(NEW YORK) — Once kids reach a certain age, they’re expected to address adults as something other than “so-and-so’s mommy” and “so-and-so’s daddy.”
In school, the rules are clear. The teacher indicates on day one what the students should call him or her — and that’s that.
But outside of school, when addressing their friends’ parents and their parents’ friends, the rules for what children should call adults are totally unclear.
Good Morning America posed the question of whether or not kids should call adults by their first names in a 30,000 member Facebook group for moms. The responses were varied, but there does seem to be one trend: the days of addressing adults as Mr. or Ms. Last Name are definitely on the decline.
Popular alternatives for a hypothetical person named Mary Jones: Miss Mary, Ms. Mary, Aunty Mary (depending both on culture and degree of closeness to the family) and Ma’am.
Several people who were teaching their children to call adults by their first names mentioned that this had nothing to do with respect level.
“Personally, I grew up calling my parents’ friends their names and I do the same for my son,” said Jessica Borow Zuckerman. “To me, respect is not in a name — it is in your behavior and attitude.”
I don’t think my children calling their teachers/superiors/adults by their first names impacted their level of respect. In fact, I think the use of first names made my children feel more secure and comfortable with their teachers and their environment.
Lyn Fay grew up using the hypothetical “Mrs. Jones” to address adults but her children do not.
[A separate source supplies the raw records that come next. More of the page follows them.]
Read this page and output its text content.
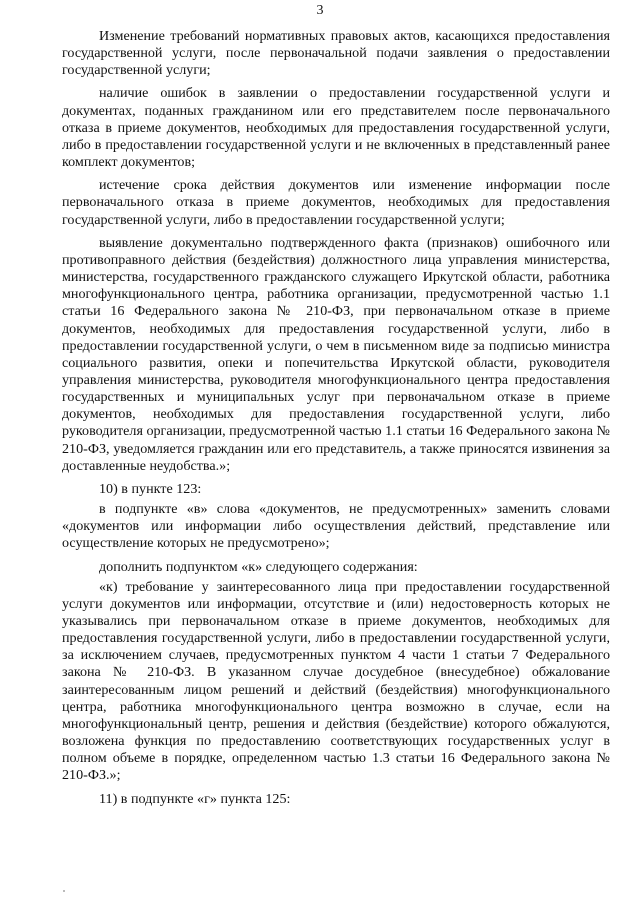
3

Изменение требований нормативных правовых актов, касающихся предоставления государственной услуги, после первоначальной подачи заявления о предоставлении государственной услуги;

наличие ошибок в заявлении о предоставлении государственной услуги и документах, поданных гражданином или его представителем после первоначального отказа в приеме документов, необходимых для предоставления государственной услуги, либо в предоставлении государственной услуги и не включенных в представленный ранее комплект документов;

истечение срока действия документов или изменение информации после первоначального отказа в приеме документов, необходимых для предоставления государственной услуги, либо в предоставлении государственной услуги;

выявление документально подтвержденного факта (признаков) ошибочного или противоправного действия (бездействия) должностного лица управления министерства, министерства, государственного гражданского служащего Иркутской области, работника многофункционального центра, работника организации, предусмотренной частью 1.1 статьи 16 Федерального закона № 210-ФЗ, при первоначальном отказе в приеме документов, необходимых для предоставления государственной услуги, либо в предоставлении государственной услуги, о чем в письменном виде за подписью министра социального развития, опеки и попечительства Иркутской области, руководителя управления министерства, руководителя многофункционального центра предоставления государственных и муниципальных услуг при первоначальном отказе в приеме документов, необходимых для предоставления государственной услуги, либо руководителя организации, предусмотренной частью 1.1 статьи 16 Федерального закона № 210-ФЗ, уведомляется гражданин или его представитель, а также приносятся извинения за доставленные неудобства.»;

10) в пункте 123:

в подпункте «в» слова «документов, не предусмотренных» заменить словами «документов или информации либо осуществления действий, представление или осуществление которых не предусмотрено»;

дополнить подпунктом «к» следующего содержания:

«к) требование у заинтересованного лица при предоставлении государственной услуги документов или информации, отсутствие и (или) недостоверность которых не указывались при первоначальном отказе в приеме документов, необходимых для предоставления государственной услуги, либо в предоставлении государственной услуги, за исключением случаев, предусмотренных пунктом 4 части 1 статьи 7 Федерального закона № 210-ФЗ. В указанном случае досудебное (внесудебное) обжалование заинтересованным лицом решений и действий (бездействия) многофункционального центра, работника многофункционального центра возможно в случае, если на многофункциональный центр, решения и действия (бездействие) которого обжалуются, возложена функция по предоставлению соответствующих государственных услуг в полном объеме в порядке, определенном частью 1.3 статьи 16 Федерального закона № 210-ФЗ.»;

11) в подпункте «г» пункта 125:
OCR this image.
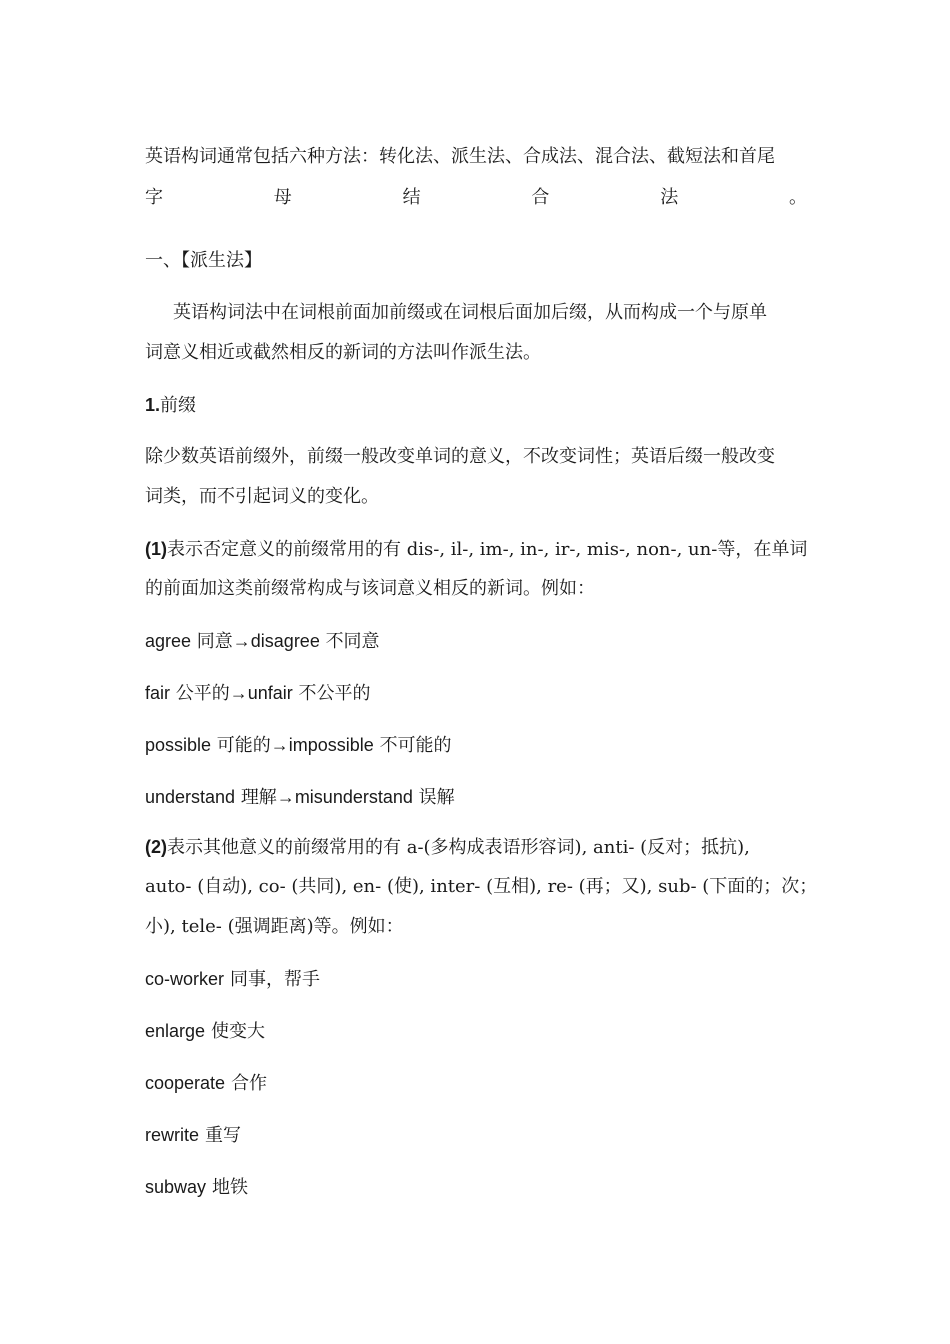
英语构词通常包括六种方法：转化法、派生法、合成法、混合法、截短法和首尾
字	母	结	合	法	。
一、【派生法】
英语构词法中在词根前面加前缀或在词根后面加后缀，从而构成一个与原单
词意义相近或截然相反的新词的方法叫作派生法。
1.前缀
除少数英语前缀外，前缀一般改变单词的意义，不改变词性；英语后缀一般改变
词类，而不引起词义的变化。
(1)表示否定意义的前缀常用的有 dis-, il-, im-, in-, ir-, mis-, non-, un-等，在单词
的前面加这类前缀常构成与该词意义相反的新词。例如：
agree 同意→disagree 不同意
fair 公平的→unfair 不公平的
possible 可能的→impossible 不可能的
understand 理解→misunderstand 误解
(2)表示其他意义的前缀常用的有 a-(多构成表语形容词), anti- (反对；抵抗),
auto- (自动), co- (共同), en- (使), inter- (互相), re- (再；又), sub- (下面的；次；
小), tele- (强调距离)等。例如：
co-worker 同事，帮手
enlarge 使变大
cooperate 合作
rewrite 重写
subway 地铁
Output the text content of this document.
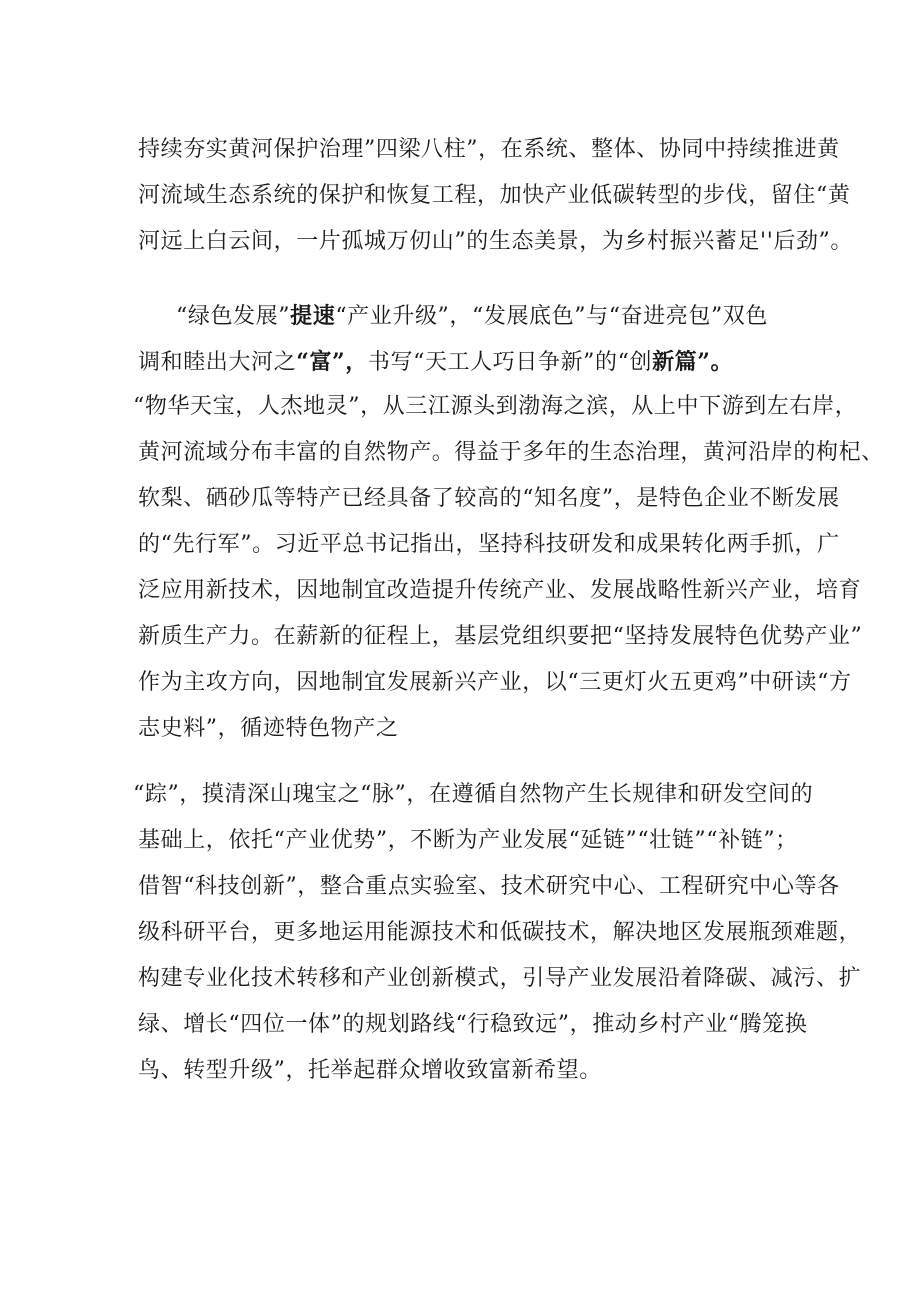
持续夯实黄河保护治理”四梁八柱”，在系统、整体、协同中持续推进黄
河流域生态系统的保护和恢复工程，加快产业低碳转型的步伐，留住“黄
河远上白云间，一片孤城万仞山”的生态美景，为乡村振兴蓄足''后劲”。
“绿色发展”提速“产业升级”，“发展底色”与“奋进亮包”双色
调和睦出大河之“富”，书写“天工人巧日争新”的“创新篇”。
“物华天宝，人杰地灵”，从三江源头到渤海之滨，从上中下游到左右岸，
黄河流域分布丰富的自然物产。得益于多年的生态治理，黄河沿岸的枸杞、
软梨、硒砂瓜等特产已经具备了较高的“知名度”，是特色企业不断发展
的“先行军”。习近平总书记指出，坚持科技研发和成果转化两手抓，广
泛应用新技术，因地制宜改造提升传统产业、发展战略性新兴产业，培育
新质生产力。在薪新的征程上，基层党组织要把“坚持发展特色优势产业”
作为主攻方向，因地制宜发展新兴产业，以“三更灯火五更鸡”中研读“方
志史料”，循迹特色物产之
“踪”，摸清深山瑰宝之“脉”，在遵循自然物产生长规律和研发空间的
基础上，依托“产业优势”，不断为产业发展“延链”“壮链”“补链”；
借智“科技创新”，整合重点实验室、技术研究中心、工程研究中心等各
级科研平台，更多地运用能源技术和低碳技术，解决地区发展瓶颈难题，
构建专业化技术转移和产业创新模式，引导产业发展沿着降碳、减污、扩
绿、增长“四位一体”的规划路线“行稳致远”，推动乡村产业“腾笼换
鸟、转型升级”，托举起群众增收致富新希望。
“When I was growing up in Ohio my mom insisted we call adults Mr/Mrs,” she wrote. “As a parent in [New York City], my kids’ friends called me by my first name… and teachers/principal were also on a first name basis (e.g. Susie, Doreen, Amy).”
“A year ago we moved to northern VA/DC suburbs and everyone here calls me Mrs. Fay,” she continued. “To be honest, I don’t like it at all and half the time I don’t respond immediately because it doesn’t register that someone is talking to me! People use titles to show respect, but to me the formality is cold and impersonal.”
“I don’t think my children calling their teachers/superiors/adults by their first names impacted their level of respect,” Fay wrote. “In fact, I think the use of first names made my children feel more secure and comfortable with their teachers and their environment.”
“I think respect is best shown by calling someone whatever he or she prefers so I wish my kids’ friends would call me Lyn! At this point I’d even prefer ‘Margot’s mom’ or ‘Edward’s mom,’ but ‘ma’am’ puts me over the edge.”
In fact, there were multiple respondents who preferred to be called anything other than “ma’am.”
One respondent said she heard outside of the South, where she grew up using “ma’am” and “sir” to address adults, it might be considered offensive to do so.
In fact, Lisa Tyler O’Leary said, “I’d be insulted if someone called be “ma’m”.
So, what do the experts say?
Lizzie Post, co-president of the Emily Post Institute and an etiquette expert told Good Morning America that kids should call people what they want to be called.
“Defaulting to the formal is always appropriate until told otherwise,” Post said. “So, if you’re unsure, use ‘Mrs.’ or ‘Ms.’ Jones. If ‘Ms. Jones,’ then says, ‘call me Cara.’ Then you respond, ‘of course, thank you.'”
It’s more awkward to go from less formal to more formal, Post said.
Defaulting to the formal is always appropriate until told otherwise. So, if you’re unsure, use ‘Mrs.’ or ‘Ms.’ Jones. If ‘Ms. Jones,’ then says, ‘call me Cara.’ Then you respond, ‘of course, thank you.’
“How things have developed is that it’s a ‘call me by first name society’ but not everyone is like that,” she said. “Starting informal and then being requested more formal makes it seem as if the person is distancing themselves from you.”
Simply asking an adult what they prefer your child to call them is not only respectful, but teaches the child confidence.
“Children eat plenty of foods that don’t require a fork and knife but we still teach them to use utensils,” Post told GMA. “That way when they encounter a situation that requires it, they know what to do.”
Don’t let a person’s marital status dictate the level of formality with which your child addresses a person. Post recalled a situation when a child was introduced to her as “Lizzie” but to the married friend she was with as “Mrs. Jones.”
“Try to point out equality in terms in seniority and not marriage and relationships,” Post said.